Another unifying feature of these landscapes is the presence of thousands of megalithic sites, of stone circles, menhirs, cairns, barrows and dolmens. Whose alignments and configurations point towards both an in-depth understanding of astronomical phenomena and reverence of carns and crests and those places where the land meets the sea. Nowhere else is this in evidence as much as West Penwith, where over 700 megalithic sites are packed onto a small peninsula making it the most densely populated area of Neolithic activity in Europe. These sites are a patchwork of mystery and intrigue, an opaque window onto the ceremonial and spiritual lives of those who inhabited these lands before us.

Fast forward thousands of years and I, like many residents and visitors alike, am still drawn to these places. Drawn to the ancient sites and to the high points of West Penwith to stand in the presence of the Atlantic. Life here now is many different things to many different people, for some it is the joy of a summer holiday, for others the hardship of seasonal work and scarce housing. For many it is the end of the line, both figuratively and geographically, retirees seeing out their days in Belerion or 'the place of the sun', or those down on their luck getting off the train in Penzance in search of new beginnings.

As a child I can think of no better place to grow up. My childhood was spent with my friends roaming over the westernmost edge of Cornwall. We played football overlooking the Scillies in the park at St Just, chased each other through the back streets of the small town, behind the pubs and butcher's shops, and past the methodist chapels. We rode our bikes over heaps of undulating mine waste in the rain, covering ourselves in arsenic-infused slime, we leapt from granite zawns into the roiling sea.

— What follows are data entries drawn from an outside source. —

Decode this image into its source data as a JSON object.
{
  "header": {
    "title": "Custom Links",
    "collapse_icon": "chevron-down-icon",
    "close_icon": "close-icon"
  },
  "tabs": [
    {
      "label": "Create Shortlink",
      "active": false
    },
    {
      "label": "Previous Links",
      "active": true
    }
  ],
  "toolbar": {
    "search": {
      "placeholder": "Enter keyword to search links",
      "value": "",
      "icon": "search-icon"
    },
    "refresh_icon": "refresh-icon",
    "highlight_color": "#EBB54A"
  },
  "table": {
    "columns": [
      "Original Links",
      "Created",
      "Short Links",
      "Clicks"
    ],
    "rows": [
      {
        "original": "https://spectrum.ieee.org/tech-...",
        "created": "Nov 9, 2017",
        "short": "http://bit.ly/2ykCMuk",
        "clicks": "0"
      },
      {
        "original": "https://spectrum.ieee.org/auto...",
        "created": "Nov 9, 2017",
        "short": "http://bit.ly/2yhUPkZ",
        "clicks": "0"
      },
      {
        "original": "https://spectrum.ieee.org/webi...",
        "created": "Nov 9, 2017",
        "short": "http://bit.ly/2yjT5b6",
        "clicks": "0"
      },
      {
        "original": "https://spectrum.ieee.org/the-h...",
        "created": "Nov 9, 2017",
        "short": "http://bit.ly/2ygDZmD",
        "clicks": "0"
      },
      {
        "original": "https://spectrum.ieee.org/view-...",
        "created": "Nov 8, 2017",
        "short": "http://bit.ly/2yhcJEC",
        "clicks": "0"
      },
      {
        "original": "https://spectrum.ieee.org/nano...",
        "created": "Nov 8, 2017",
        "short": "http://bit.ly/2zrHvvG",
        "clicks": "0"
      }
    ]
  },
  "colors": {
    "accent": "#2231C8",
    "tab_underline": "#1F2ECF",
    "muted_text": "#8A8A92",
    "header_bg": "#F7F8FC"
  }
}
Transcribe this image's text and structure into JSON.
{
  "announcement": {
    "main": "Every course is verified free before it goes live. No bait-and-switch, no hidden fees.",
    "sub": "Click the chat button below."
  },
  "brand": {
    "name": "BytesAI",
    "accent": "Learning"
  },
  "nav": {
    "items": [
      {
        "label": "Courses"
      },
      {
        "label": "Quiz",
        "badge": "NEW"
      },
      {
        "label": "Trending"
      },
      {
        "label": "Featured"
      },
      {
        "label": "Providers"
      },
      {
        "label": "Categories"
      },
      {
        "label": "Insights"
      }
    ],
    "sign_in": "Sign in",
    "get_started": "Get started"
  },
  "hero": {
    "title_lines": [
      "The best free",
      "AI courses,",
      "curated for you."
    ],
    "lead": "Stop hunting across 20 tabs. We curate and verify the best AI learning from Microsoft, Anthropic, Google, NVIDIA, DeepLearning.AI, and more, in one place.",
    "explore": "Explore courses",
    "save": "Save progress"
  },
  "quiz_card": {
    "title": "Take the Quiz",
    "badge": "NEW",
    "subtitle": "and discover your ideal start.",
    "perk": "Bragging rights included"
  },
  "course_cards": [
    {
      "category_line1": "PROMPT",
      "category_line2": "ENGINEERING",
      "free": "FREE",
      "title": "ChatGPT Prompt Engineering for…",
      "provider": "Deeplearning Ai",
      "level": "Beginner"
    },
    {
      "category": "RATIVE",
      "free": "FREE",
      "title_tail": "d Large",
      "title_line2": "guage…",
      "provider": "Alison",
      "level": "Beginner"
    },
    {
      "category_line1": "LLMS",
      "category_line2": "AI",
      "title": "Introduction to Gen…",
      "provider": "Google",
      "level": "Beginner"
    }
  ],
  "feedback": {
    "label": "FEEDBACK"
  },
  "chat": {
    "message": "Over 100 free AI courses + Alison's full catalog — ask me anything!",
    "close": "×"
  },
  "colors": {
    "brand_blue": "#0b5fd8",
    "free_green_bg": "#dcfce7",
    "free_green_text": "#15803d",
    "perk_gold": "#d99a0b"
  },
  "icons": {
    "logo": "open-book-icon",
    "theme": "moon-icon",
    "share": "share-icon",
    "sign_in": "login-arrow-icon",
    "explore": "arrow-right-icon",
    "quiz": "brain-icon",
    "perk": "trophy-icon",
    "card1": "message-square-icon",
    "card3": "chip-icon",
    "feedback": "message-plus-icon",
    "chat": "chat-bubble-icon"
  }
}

"There is something in the water at the end of the land, knowing you're one the first and last humans semi-connected to an island of 70 million"

And it is in the sea where I felt and feel most at home, perhaps most connected to this place which is so defined by the sea's presence, embracing Penwith as it does on three sides. In surfing I found a practice which helped me to stitch land to sea, to thread in and out of the narrow strip which stands between cliff and the endless blue or grey or green.

For a place of relatively few people, there is a rich surfing contingent in West Penwith. A community who converge in reverence of waves and weather, perhaps a link to the neolithic people who might have paid their respects to similar elements and entities, and while it is sometimes a serious endeavour, an environment that deserves respect, the sea is often a place of unbridled joy. There is something in the water at the end of the land, knowing you're one the first and last humans semi-connected to an island of 70 million, that inspires irreverence and an immersive approach to nature, at least for an hour or two.

While not everybody surfs, not everyone swims, and perhaps there are some who never even visit the beach, the sea in West Penwith is always there. Always over a hedge or a hill or a shoulder, at the end of a once-bustling valley. A constant reminder of where and who we are, of the whole wide world beyond the sea, and of similar people on similar fringes thinking similar things. So in this place we exist in two states. In relative isolation at the very end of the land, immersed in sea and weather.

But we are not alone, we look out at seas and horizons as many thousands have before us and as many thousands will after us, as many thousands are at the same time as us, in edge lands all over the world, in reverence.